Umanz- Quels sont les prochains challenges de Jamais sans elles ?
Xavier Alberti : Jamais Sans Elles travaille en ce moment à développer les chartes et l’idée de la gouvernance partagée dans le privé comme dans le public, dans les grands groupes comme dans les ministères, suivant les exemples des entreprises pionnières qui nous ont rejoint comme Microsoft, Dentsu ou BNP Paribas. Étendre les pratiques à ceux qui veulent rejoindre le mouvement, en bref, continuer à accompagner cette idée qui est plus puissante que nous. On essaye juste d’aller aussi vite qu’elle.
Umanz- Comment peut-on faire société aujourd’hui ?
Xavier Alberti : Il faut de nouveau partager les valeurs. Retrouver les rites sociaux qui nous permettent de vivre ensemble. Sans ces valeurs centrales de cohésion il n’y a plus de société possible. On a perdu le citoyen derrière l’individu, il faut le retrouver. Nous pouvons aussi retrouver la vertu du local, du groupe, de l’association, du village, des quartiers, des immeubles. On peut agir utilement à tous les niveaux.
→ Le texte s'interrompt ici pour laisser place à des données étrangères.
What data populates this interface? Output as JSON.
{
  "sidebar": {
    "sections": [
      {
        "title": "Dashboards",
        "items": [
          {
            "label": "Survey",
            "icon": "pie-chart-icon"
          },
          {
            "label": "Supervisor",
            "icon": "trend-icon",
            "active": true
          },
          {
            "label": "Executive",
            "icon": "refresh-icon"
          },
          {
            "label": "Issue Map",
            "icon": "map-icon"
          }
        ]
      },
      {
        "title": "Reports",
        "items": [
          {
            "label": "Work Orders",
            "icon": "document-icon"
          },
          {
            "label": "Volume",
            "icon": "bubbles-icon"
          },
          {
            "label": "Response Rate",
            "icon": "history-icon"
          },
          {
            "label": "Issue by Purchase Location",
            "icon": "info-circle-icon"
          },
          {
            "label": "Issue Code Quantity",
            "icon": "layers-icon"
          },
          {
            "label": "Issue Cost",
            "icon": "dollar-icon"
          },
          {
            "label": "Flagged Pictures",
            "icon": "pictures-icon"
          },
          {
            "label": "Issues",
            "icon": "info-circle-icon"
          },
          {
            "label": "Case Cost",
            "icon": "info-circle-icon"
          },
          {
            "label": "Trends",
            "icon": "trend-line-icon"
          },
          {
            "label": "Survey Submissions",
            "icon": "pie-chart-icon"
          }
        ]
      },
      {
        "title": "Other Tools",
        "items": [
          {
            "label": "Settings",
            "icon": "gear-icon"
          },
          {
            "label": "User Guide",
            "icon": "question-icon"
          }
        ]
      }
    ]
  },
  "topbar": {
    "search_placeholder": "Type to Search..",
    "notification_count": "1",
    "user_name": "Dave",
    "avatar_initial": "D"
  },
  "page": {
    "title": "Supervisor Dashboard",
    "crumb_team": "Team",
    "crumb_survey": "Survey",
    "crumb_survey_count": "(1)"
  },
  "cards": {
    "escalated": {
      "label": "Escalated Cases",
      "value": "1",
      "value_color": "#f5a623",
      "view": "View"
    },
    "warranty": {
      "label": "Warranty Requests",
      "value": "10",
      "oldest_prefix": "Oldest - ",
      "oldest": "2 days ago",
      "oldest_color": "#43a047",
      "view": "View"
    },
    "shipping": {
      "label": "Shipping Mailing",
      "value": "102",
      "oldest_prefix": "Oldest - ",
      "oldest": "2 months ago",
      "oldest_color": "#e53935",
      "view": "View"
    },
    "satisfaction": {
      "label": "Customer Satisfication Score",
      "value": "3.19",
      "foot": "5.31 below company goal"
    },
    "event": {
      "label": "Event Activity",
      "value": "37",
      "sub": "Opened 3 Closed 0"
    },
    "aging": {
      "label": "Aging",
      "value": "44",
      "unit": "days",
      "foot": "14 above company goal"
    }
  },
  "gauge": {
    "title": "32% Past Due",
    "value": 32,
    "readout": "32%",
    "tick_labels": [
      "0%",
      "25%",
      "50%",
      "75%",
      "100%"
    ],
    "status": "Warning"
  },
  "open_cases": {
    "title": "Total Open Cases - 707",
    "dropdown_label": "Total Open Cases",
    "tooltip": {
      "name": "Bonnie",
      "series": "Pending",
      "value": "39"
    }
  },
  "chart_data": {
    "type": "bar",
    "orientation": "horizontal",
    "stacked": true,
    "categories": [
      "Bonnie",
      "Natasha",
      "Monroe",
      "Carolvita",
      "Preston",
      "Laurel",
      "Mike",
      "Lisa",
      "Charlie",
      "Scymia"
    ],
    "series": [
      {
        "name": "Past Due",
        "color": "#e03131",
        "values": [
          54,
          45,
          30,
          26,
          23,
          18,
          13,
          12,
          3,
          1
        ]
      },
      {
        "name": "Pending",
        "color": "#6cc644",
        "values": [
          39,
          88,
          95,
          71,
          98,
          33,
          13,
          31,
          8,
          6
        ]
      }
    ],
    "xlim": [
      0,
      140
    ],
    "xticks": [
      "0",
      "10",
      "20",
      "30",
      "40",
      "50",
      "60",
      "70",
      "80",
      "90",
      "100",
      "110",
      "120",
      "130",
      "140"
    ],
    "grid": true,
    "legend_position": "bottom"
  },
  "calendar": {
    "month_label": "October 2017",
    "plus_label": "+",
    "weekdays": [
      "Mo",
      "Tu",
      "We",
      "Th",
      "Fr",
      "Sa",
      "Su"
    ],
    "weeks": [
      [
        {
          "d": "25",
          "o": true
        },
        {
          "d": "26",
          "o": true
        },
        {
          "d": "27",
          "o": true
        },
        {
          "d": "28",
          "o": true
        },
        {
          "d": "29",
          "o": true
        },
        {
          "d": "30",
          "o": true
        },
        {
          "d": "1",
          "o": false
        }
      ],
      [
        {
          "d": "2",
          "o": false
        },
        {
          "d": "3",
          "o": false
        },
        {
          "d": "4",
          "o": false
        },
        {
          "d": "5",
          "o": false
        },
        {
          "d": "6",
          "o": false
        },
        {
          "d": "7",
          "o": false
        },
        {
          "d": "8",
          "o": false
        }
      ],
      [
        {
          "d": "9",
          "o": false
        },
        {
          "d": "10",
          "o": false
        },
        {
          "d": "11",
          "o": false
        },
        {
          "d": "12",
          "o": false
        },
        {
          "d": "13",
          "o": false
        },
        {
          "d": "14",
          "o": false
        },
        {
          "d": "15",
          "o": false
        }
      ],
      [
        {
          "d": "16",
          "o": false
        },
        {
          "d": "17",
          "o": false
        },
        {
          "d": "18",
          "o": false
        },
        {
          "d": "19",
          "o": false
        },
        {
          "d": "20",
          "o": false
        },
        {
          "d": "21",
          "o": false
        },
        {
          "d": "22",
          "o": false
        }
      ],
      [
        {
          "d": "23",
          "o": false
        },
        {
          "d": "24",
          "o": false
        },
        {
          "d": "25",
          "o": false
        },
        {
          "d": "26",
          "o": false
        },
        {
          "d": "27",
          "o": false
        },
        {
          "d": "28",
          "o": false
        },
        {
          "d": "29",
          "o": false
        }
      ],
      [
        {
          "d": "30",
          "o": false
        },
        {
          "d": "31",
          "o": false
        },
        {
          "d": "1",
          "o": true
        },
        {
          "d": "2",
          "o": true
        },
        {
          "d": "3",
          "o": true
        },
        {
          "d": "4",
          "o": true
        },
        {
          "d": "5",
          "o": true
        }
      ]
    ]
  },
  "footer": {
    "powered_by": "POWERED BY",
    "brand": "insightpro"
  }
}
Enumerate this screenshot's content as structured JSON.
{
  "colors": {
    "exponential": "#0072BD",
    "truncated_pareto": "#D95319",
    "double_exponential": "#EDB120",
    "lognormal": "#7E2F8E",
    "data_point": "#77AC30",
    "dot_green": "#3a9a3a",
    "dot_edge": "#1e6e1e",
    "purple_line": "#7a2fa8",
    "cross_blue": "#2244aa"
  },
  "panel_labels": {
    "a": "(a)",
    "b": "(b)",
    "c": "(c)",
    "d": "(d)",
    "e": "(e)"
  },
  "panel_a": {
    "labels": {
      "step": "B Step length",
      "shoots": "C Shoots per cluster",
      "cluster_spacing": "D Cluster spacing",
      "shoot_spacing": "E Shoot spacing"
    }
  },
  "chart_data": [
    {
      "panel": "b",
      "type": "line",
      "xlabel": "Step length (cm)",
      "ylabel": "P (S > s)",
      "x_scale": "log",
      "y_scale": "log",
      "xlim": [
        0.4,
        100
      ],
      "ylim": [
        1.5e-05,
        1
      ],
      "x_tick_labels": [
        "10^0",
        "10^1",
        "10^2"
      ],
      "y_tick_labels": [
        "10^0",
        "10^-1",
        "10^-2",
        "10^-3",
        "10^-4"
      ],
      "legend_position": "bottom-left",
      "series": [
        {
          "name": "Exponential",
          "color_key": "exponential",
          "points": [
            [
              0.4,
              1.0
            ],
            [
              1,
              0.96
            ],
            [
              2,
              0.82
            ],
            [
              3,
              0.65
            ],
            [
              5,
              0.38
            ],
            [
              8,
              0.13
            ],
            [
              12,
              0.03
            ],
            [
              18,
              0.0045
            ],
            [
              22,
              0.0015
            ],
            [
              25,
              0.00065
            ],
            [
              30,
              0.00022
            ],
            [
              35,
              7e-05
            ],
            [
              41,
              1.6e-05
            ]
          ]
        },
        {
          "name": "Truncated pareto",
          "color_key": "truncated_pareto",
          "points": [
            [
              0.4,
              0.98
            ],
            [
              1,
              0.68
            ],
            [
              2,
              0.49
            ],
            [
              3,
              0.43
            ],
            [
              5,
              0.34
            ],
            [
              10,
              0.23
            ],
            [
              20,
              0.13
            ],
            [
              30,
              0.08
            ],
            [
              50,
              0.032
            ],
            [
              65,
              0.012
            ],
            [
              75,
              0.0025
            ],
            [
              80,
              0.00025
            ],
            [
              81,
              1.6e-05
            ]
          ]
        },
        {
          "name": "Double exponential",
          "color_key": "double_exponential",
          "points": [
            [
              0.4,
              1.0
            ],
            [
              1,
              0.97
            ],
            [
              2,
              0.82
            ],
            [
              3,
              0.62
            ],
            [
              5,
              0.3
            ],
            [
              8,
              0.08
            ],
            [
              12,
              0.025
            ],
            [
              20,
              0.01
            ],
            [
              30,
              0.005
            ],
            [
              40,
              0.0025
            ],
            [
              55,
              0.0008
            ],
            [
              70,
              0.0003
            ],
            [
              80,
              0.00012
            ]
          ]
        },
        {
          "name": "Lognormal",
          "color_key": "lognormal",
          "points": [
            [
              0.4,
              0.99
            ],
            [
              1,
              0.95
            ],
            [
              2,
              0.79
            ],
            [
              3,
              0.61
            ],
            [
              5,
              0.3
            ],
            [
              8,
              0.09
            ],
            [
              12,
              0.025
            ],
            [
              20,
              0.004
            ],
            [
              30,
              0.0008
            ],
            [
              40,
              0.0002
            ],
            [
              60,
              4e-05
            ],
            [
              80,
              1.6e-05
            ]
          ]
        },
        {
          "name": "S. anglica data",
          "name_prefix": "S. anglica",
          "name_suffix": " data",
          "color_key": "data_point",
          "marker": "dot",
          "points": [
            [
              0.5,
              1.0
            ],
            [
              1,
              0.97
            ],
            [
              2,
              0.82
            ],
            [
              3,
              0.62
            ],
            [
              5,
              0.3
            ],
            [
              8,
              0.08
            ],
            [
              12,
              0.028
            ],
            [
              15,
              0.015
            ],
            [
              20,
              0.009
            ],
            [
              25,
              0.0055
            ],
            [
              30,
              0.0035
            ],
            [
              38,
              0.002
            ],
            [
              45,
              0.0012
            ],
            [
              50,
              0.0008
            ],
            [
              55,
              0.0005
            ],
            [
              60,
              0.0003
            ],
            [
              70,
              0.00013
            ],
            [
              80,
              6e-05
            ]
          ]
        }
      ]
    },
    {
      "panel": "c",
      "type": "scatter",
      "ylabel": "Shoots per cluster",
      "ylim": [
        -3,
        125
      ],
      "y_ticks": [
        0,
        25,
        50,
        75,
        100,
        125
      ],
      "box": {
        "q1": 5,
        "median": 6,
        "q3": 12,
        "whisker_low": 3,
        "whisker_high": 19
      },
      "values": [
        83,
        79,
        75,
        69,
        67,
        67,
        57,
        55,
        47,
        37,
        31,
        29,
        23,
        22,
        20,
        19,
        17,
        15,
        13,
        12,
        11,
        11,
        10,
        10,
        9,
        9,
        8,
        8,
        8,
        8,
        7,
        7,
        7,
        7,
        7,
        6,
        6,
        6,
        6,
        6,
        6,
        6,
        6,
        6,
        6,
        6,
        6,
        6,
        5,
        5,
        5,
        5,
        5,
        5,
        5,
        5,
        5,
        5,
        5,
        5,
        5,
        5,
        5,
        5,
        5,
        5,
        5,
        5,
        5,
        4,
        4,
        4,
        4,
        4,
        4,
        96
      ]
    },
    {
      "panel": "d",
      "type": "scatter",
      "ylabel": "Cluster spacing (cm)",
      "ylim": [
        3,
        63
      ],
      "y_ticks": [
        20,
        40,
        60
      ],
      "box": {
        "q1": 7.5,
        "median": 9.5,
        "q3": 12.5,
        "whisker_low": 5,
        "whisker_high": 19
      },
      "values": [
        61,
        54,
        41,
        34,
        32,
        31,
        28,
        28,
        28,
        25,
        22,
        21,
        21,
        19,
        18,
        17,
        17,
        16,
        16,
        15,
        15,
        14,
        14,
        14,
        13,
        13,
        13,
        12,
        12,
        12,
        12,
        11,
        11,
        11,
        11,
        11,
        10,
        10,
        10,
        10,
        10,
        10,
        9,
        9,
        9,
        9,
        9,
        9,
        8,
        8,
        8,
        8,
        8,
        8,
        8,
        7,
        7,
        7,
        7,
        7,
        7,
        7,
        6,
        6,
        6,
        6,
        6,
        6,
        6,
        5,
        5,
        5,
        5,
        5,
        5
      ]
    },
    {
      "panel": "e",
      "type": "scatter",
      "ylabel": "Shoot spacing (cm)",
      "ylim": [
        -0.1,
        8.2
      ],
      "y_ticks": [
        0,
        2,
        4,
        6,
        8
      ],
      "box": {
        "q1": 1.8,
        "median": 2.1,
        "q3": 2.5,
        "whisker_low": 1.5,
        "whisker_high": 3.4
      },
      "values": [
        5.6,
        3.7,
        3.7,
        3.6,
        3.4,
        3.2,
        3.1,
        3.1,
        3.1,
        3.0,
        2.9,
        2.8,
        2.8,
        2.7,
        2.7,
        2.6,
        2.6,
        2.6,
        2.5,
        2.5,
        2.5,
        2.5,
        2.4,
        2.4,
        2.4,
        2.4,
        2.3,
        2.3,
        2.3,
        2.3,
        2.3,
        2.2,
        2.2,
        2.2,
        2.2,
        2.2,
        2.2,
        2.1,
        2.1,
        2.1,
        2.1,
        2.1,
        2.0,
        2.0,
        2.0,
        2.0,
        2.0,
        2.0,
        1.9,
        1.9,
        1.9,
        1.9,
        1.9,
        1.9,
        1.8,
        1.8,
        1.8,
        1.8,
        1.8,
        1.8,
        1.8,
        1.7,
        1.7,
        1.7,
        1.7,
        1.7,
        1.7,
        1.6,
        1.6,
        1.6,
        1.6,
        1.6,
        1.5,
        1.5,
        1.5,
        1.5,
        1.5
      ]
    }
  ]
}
Pour que nous puissions nous réconcilier enfin, il faut que l’État soit irréprochable sur ses fonctions régaliennes de sûreté et de sécurité et il faut également se souvenir, comme le rappelle parfois Alexandre Jardin: “qu’à une heure de Paris, il y a un pays qui s’appelle la France…”
Le Général de Gaulle le rappelait en 1950 dans son discours de Bagatelle, l’harmonie sociale est le fondement de la société. Or, le seul sujet majeur aujourd’hui c’est celui-là. Il pose la question de la juste rémunération du travail, du capital, de l’investissement, en prenant garde de ne jamais oublier le quatrième volet : la rémunération des solidarités.